DEV is an aetiological agent of DP, which represents one of the most acute and lethal diseases of waterbirds, and infection can spread easily between farmed and wild waterbirds. Over 48 species of birds, including those not considered waterbirds, are susceptible to infection by DEV, and the mortality rate of this disease can reach up to 100%, especially in young birds.

=== H5N1 ===
Avian influenza caused by infection with H5N1, a highly pathogenic avian influenza virus (HPAIV), has spread in poultry in more than 60 countries in Eurasia and Africa since 1996, when the first outbreak occurred at a goose farm in the Guangdong province in China. H5N1 in wild birds have spread to Asia, Europe, and Africa, and it is possible for the H5N1 virus to be spread by migratory water birds to the west and south, as genetically closely related H5N1 viruses have been isolated in several countries since 2005.

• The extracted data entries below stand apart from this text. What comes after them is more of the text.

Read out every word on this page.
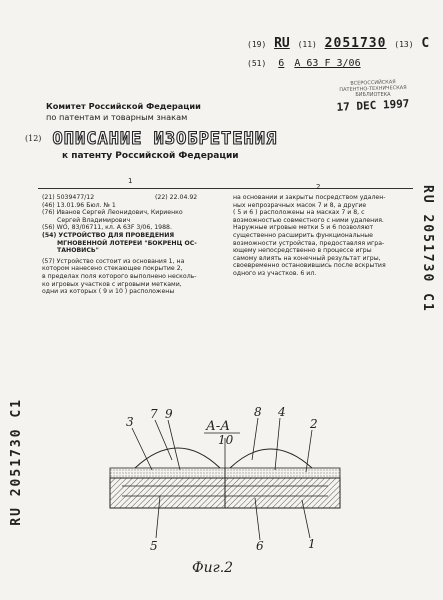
(19) RU (11) 2051730 (13) C
(51) 6 A 63 F 3/06
ВСЕРОССИЙСКАЯ
ПАТЕНТНО-ТЕХНИЧЕСКАЯ
БИБЛИОТЕКА
17 DEC 1997
Комитет Российской Федерации
по патентам и товарным знакам
(12) ОПИСАНИЕ ИЗОБРЕТЕНИЯ
к патенту Российской Федерации
1
2
(21) 5039477/12	(22) 22.04.92
(46) 13.01.96 Бюл. № 1
(76) Иванов Сергей Леонидович, Кириенко
Сергей Владимирович
(56) WO, 83/06711, кл. A 63F 3/06, 1988.
(54) УСТРОЙСТВО ДЛЯ ПРОВЕДЕНИЯ
МГНОВЕННОЙ ЛОТЕРЕИ "БОКРЕНЦ ОС-
ТАНОВИСЬ"
(57) Устройство состоит из основания 1, на
котором нанесено стекающее покрытие 2,
в пределах поля которого выполнено несколь-
ко игровых участков с игровыми метками,
одни из которых ( 9 и 10 ) расположены
на основании и закрыты посредством удален-
ных непрозрачных масок 7 и 8, а другие
( 5 и 6 ) расположены на масках 7 и 8, с
возможностью совместного с ними удаления.
Наружные игровые метки 5 и 6 позволяют
существенно расширить функциональные
возможности устройства, предоставляя игра-
ющему непосредственно в процессе игры
самому влиять на конечный результат игры,
своевременно остановившись после вскрытия
одного из участков. 6 ил.	RU 2051730 C1
RU 2051730 C1	А-А
3
7 9	8 4
10
2
5	6	1
Фиг.2
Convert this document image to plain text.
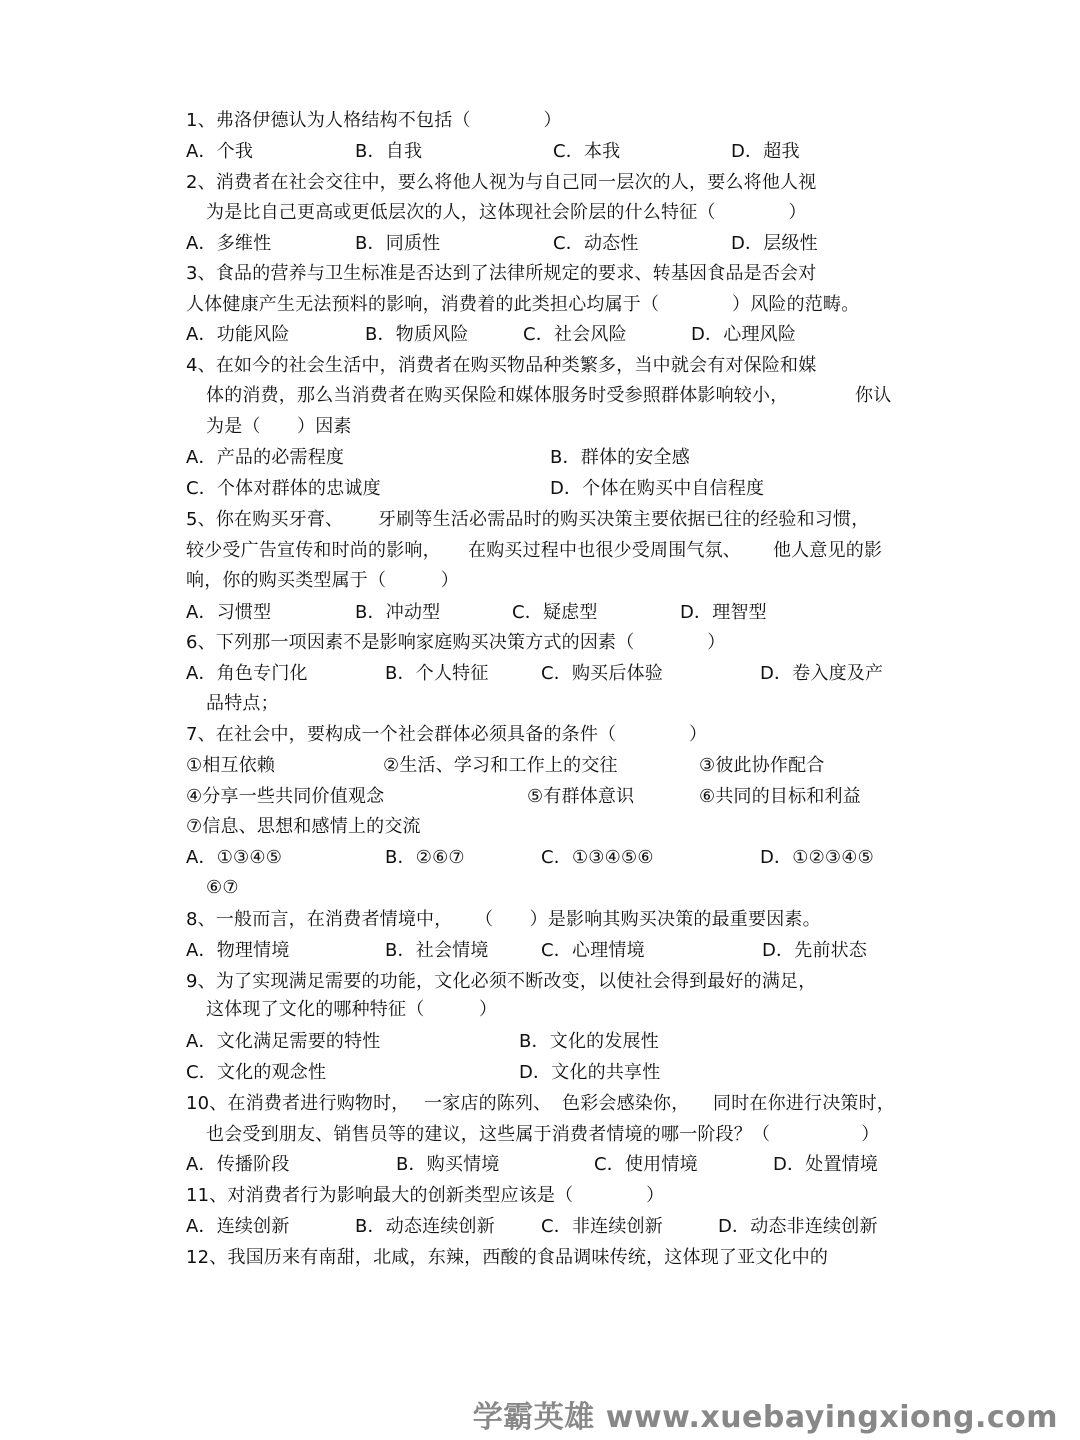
1、弗洛伊德认为人格结构不包括（　　　　）
A．个我	B．自我	C．本我	D．超我
2、消费者在社会交往中，要么将他人视为与自己同一层次的人，要么将他人视
为是比自己更高或更低层次的人，这体现社会阶层的什么特征（　　　　）
A．多维性	B．同质性	C．动态性	D．层级性
3、食品的营养与卫生标准是否达到了法律所规定的要求、转基因食品是否会对
人体健康产生无法预料的影响，消费着的此类担心均属于（　　　　）风险的范畴。
A．功能风险	B．物质风险	C．社会风险	D．心理风险
4、在如今的社会生活中，消费者在购买物品种类繁多，当中就会有对保险和媒
体的消费，那么当消费者在购买保险和媒体服务时受参照群体影响较小，	你认
为是（　　）因素
A．产品的必需程度	B．群体的安全感
C．个体对群体的忠诚度	D．个体在购买中自信程度
5、你在购买牙膏、 牙刷等生活必需品时的购买决策主要依据已往的经验和习惯，
较少受广告宣传和时尚的影响， 在购买过程中也很少受周围气氛、 他人意见的影
响，你的购买类型属于（　　　）
A．习惯型	B．冲动型	C．疑虑型	D．理智型
6、下列那一项因素不是影响家庭购买决策方式的因素（　　　　）
A．角色专门化	B．个人特征	C．购买后体验	D．卷入度及产
品特点；
7、在社会中，要构成一个社会群体必须具备的条件（　　　　）
①相互依赖	②生活、学习和工作上的交往	③彼此协作配合
④分享一些共同价值观念	⑤有群体意识	⑥共同的目标和利益
⑦信息、思想和感情上的交流
A．①③④⑤	B．②⑥⑦	C．①③④⑤⑥	D．①②③④⑤
⑥⑦
8、一般而言，在消费者情境中， （　　）是影响其购买决策的最重要因素。
A．物理情境	B．社会情境	C．心理情境	D．先前状态
9、为了实现满足需要的功能，文化必须不断改变，以使社会得到最好的满足，
这体现了文化的哪种特征（　　　）
A．文化满足需要的特性	B．文化的发展性
C．文化的观念性	D．文化的共享性
10、在消费者进行购物时， 一家店的陈列、 色彩会感染你， 同时在你进行决策时，
也会受到朋友、销售员等的建议，这些属于消费者情境的哪一阶段？（　　　　　）
A．传播阶段	B．购买情境	C．使用情境	D．处置情境
11、对消费者行为影响最大的创新类型应该是（　　　　）
A．连续创新	B．动态连续创新	C．非连续创新	D．动态非连续创新
12、我国历来有南甜，北咸，东辣，西酸的食品调味传统，这体现了亚文化中的
学霸英雄 www.xuebayingxiong.com
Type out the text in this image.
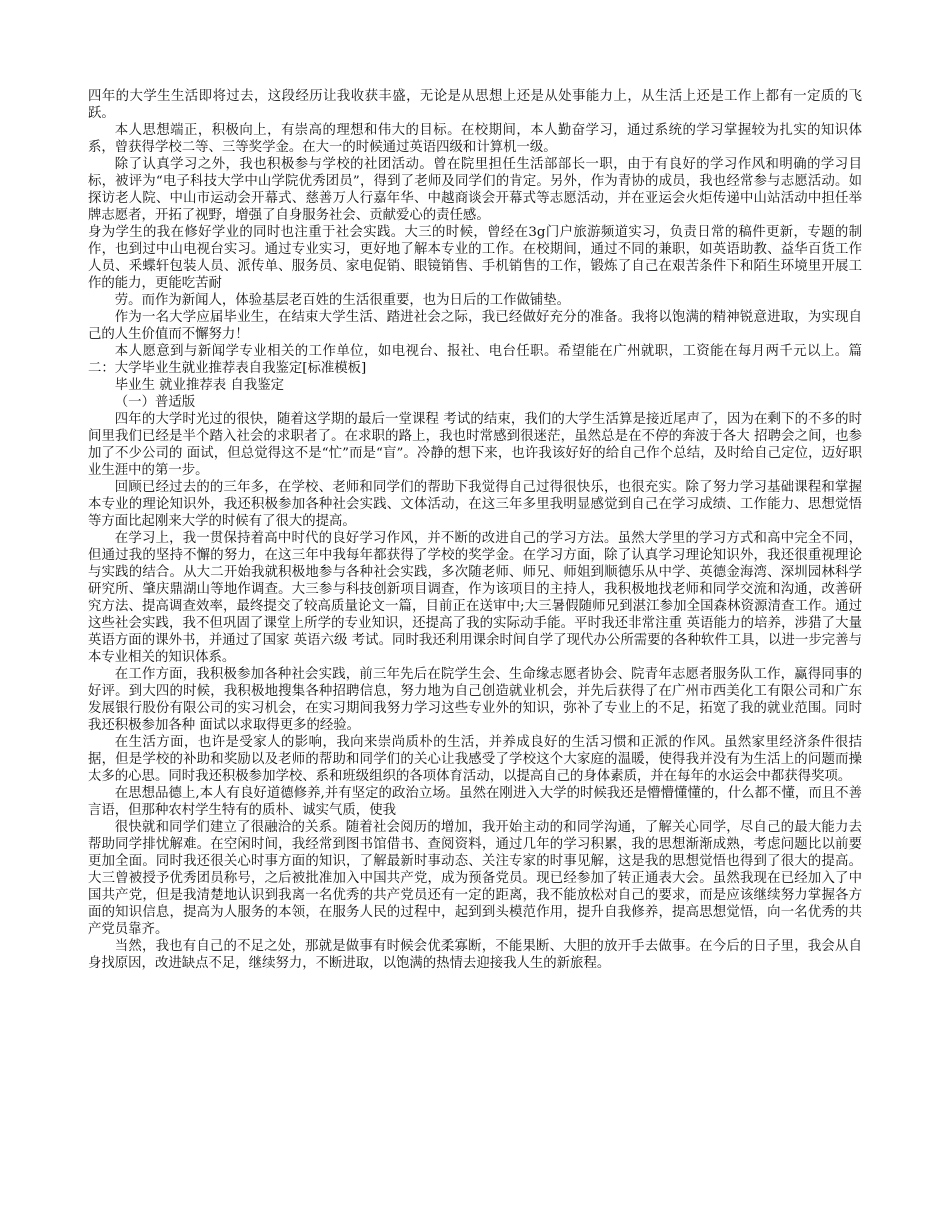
四年的大学生生活即将过去，这段经历让我收获丰盛，无论是从思想上还是从处事能力上，从生活上还是工作上都有一定质的飞跃。

本人思想端正，积极向上，有崇高的理想和伟大的目标。在校期间，本人勤奋学习，通过系统的学习掌握较为扎实的知识体系，曾获得学校二等、三等奖学金。在大一的时候通过英语四级和计算机一级。

除了认真学习之外，我也积极参与学校的社团活动。曾在院里担任生活部部长一职，由于有良好的学习作风和明确的学习目标，被评为“电子科技大学中山学院优秀团员”，得到了老师及同学们的肯定。另外，作为青协的成员，我也经常参与志愿活动。如探访老人院、中山市运动会开幕式、慈善万人行嘉年华、中越商谈会开幕式等志愿活动，并在亚运会火炬传递中山站活动中担任举牌志愿者，开拓了视野，增强了自身服务社会、贡献爱心的责任感。

身为学生的我在修好学业的同时也注重于社会实践。大三的时候，曾经在3g门户旅游频道实习，负责日常的稿件更新，专题的制作，也到过中山电视台实习。通过专业实习，更好地了解本专业的工作。在校期间，通过不同的兼职，如英语助教、益华百货工作人员、釆蝶轩包装人员、派传单、服务员、家电促销、眼镜销售、手机销售的工作，锻炼了自己在艰苦条件下和陌生环境里开展工作的能力，更能吃苦耐

劳。而作为新闻人，体验基层老百姓的生活很重要，也为日后的工作做铺垫。

作为一名大学应届毕业生，在结束大学生活、踏进社会之际，我已经做好充分的准备。我将以饱满的精神锐意进取，为实现自己的人生价值而不懈努力！

本人愿意到与新闻学专业相关的工作单位，如电视台、报社、电台任职。希望能在广州就职，工资能在每月两千元以上。篇二：大学毕业生就业推荐表自我鉴定[标准模板]

毕业生 就业推荐表 自我鉴定

（一）普适版

四年的大学时光过的很快，随着这学期的最后一堂课程 考试的结束，我们的大学生活算是接近尾声了，因为在剩下的不多的时间里我们已经是半个踏入社会的求职者了。在求职的路上，我也时常感到很迷茫，虽然总是在不停的奔波于各大 招聘会之间，也参加了不少公司的 面试，但总觉得这不是“忙”而是“盲”。冷静的想下来，也许我该好好的给自己作个总结，及时给自己定位，迈好职业生涯中的第一步。

回顾已经过去的的三年多，在学校、老师和同学们的帮助下我觉得自己过得很快乐，也很充实。除了努力学习基础课程和掌握本专业的理论知识外，我还积极参加各种社会实践、文体活动，在这三年多里我明显感觉到自己在学习成绩、工作能力、思想觉悟等方面比起刚来大学的时候有了很大的提高。

在学习上，我一贯保持着高中时代的良好学习作风，并不断的改进自己的学习方法。虽然大学里的学习方式和高中完全不同，但通过我的坚持不懈的努力，在这三年中我每年都获得了学校的奖学金。在学习方面，除了认真学习理论知识外，我还很重视理论与实践的结合。从大二开始我就积极地参与各种社会实践，多次随老师、师兄、师姐到顺德乐从中学、英德金海湾、深圳园林科学研究所、肇庆鼎湖山等地作调查。大三参与科技创新项目调查，作为该项目的主持人，我积极地找老师和同学交流和沟通，改善研究方法、提高调查效率，最终提交了较高质量论文一篇，目前正在送审中;大三暑假随师兄到湛江参加全国森林资源清查工作。通过这些社会实践，我不但巩固了课堂上所学的专业知识，还提高了我的实际动手能。平时我还非常注重 英语能力的培养，涉猎了大量英语方面的课外书，并通过了国家 英语六级 考试。同时我还利用课余时间自学了现代办公所需要的各种软件工具，以进一步完善与本专业相关的知识体系。

在工作方面，我积极参加各种社会实践，前三年先后在院学生会、生命缘志愿者协会、院青年志愿者服务队工作，赢得同事的好评。到大四的时候，我积极地搜集各种招聘信息，努力地为自己创造就业机会，并先后获得了在广州市西美化工有限公司和广东发展银行股份有限公司的实习机会，在实习期间我努力学习这些专业外的知识，弥补了专业上的不足，拓宽了我的就业范围。同时我还积极参加各种 面试以求取得更多的经验。

在生活方面，也许是受家人的影响，我向来崇尚质朴的生活，并养成良好的生活习惯和正派的作风。虽然家里经济条件很拮据，但是学校的补助和奖励以及老师的帮助和同学们的关心让我感受了学校这个大家庭的温暖，使得我并没有为生活上的问题而操太多的心思。同时我还积极参加学校、系和班级组织的各项体育活动，以提高自己的身体素质，并在每年的水运会中都获得奖项。

在思想品德上,本人有良好道德修养,并有坚定的政治立场。虽然在刚进入大学的时候我还是懵懵懂懂的，什么都不懂，而且不善言语，但那种农村学生特有的质朴、诚实气质，使我

很快就和同学们建立了很融洽的关系。随着社会阅历的增加，我开始主动的和同学沟通，了解关心同学，尽自己的最大能力去帮助同学排忧解难。在空闲时间，我经常到图书馆借书、查阅资料，通过几年的学习积累，我的思想渐渐成熟，考虑问题比以前要更加全面。同时我还很关心时事方面的知识，了解最新时事动态、关注专家的时事见解，这是我的思想觉悟也得到了很大的提高。大三曾被授予优秀团员称号，之后被批准加入中国共产党，成为预备党员。现已经参加了转正通表大会。虽然我现在已经加入了中国共产党，但是我清楚地认识到我离一名优秀的共产党员还有一定的距离，我不能放松对自己的要求，而是应该继续努力掌握各方面的知识信息，提高为人服务的本领，在服务人民的过程中，起到到头模范作用，提升自我修养，提高思想觉悟，向一名优秀的共产党员靠齐。

当然，我也有自己的不足之处，那就是做事有时候会优柔寡断，不能果断、大胆的放开手去做事。在今后的日子里，我会从自身找原因，改进缺点不足，继续努力，不断进取，以饱满的热情去迎接我人生的新旅程。
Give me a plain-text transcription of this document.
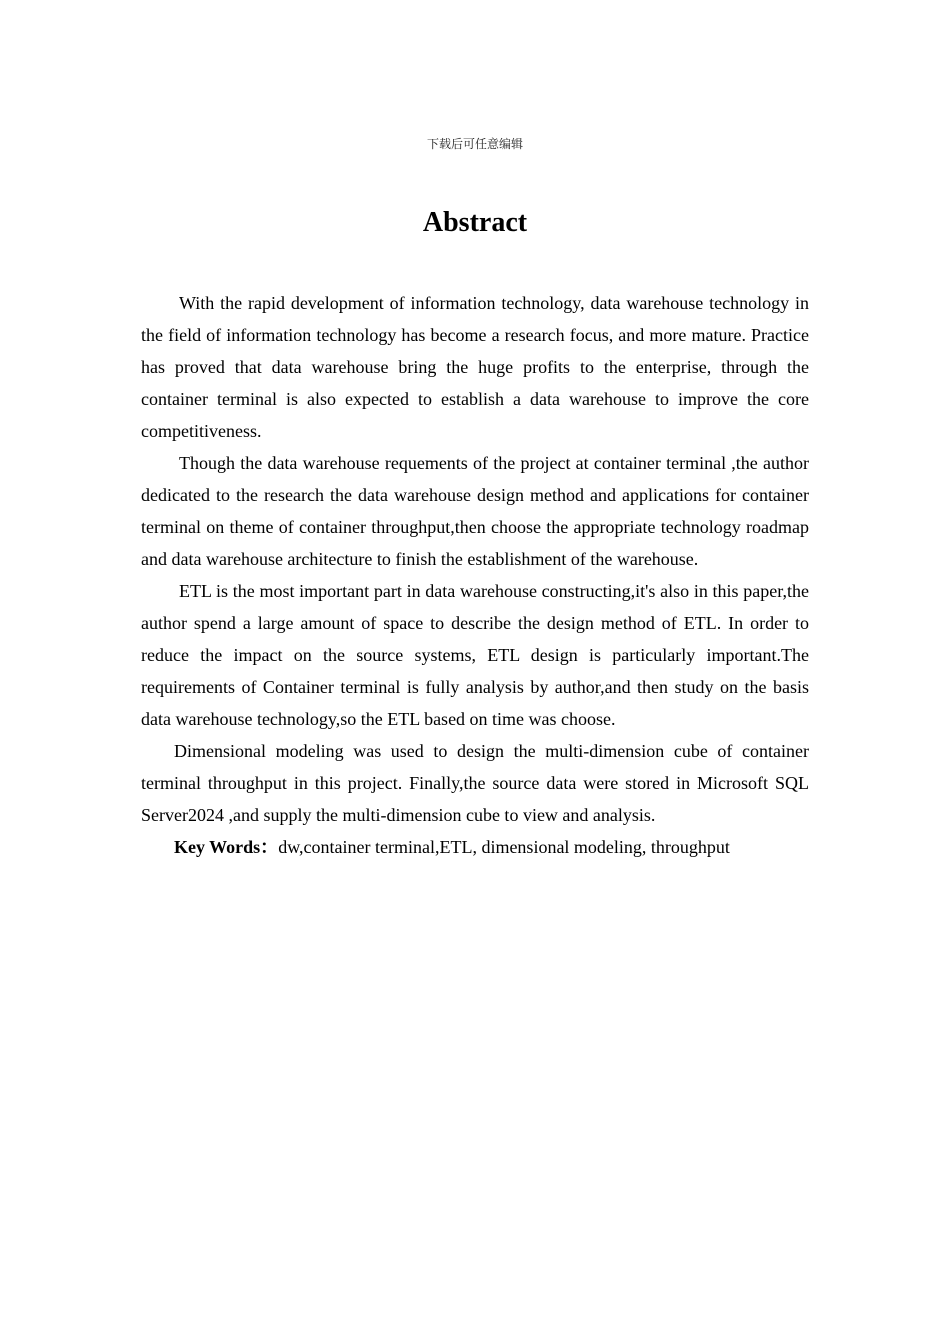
下载后可任意编辑
Abstract

With the rapid development of information technology, data warehouse technology in the field of information technology has become a research focus, and more mature. Practice has proved that data warehouse bring the huge profits to the enterprise, through the container terminal is also expected to establish a data warehouse to improve the core competitiveness.

Though the data warehouse requements of the project at container terminal ,the author dedicated to the research the data warehouse design method and applications for container terminal on theme of container throughput,then choose the appropriate technology roadmap and data warehouse architecture to finish the establishment of the warehouse.

ETL is the most important part in data warehouse constructing,it's also in this paper,the author spend a large amount of space to describe the design method of ETL. In order to reduce the impact on the source systems, ETL design is particularly important.The requirements of Container terminal is fully analysis by author,and then study on the basis data warehouse technology,so the ETL based on time was choose.

Dimensional modeling was used to design the multi-dimension cube of container terminal throughput in this project. Finally,the source data were stored in Microsoft SQL Server2024 ,and supply the multi-dimension cube to view and analysis.

Key Words：dw,container terminal,ETL, dimensional modeling, throughput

H5N1 HPAIV infections have become endemic in several countries and cause accidental transmissions to humans. H5N1 viruses are thus now recognized as one of the most likely candidates for the next pandemic.

== Water bird population ==
In the January 2026 nationwide water bird census in Nepal, populations of over 50 species fell sharply compared with 2025, with counts declining at key sites such as Jagadishpur Lake and along the Rapti River. Total water bird numbers dropped by an estimated 20–30% at several major wetlands, with conservationists citing habitat loss, pollution, and human disturbance as key factors.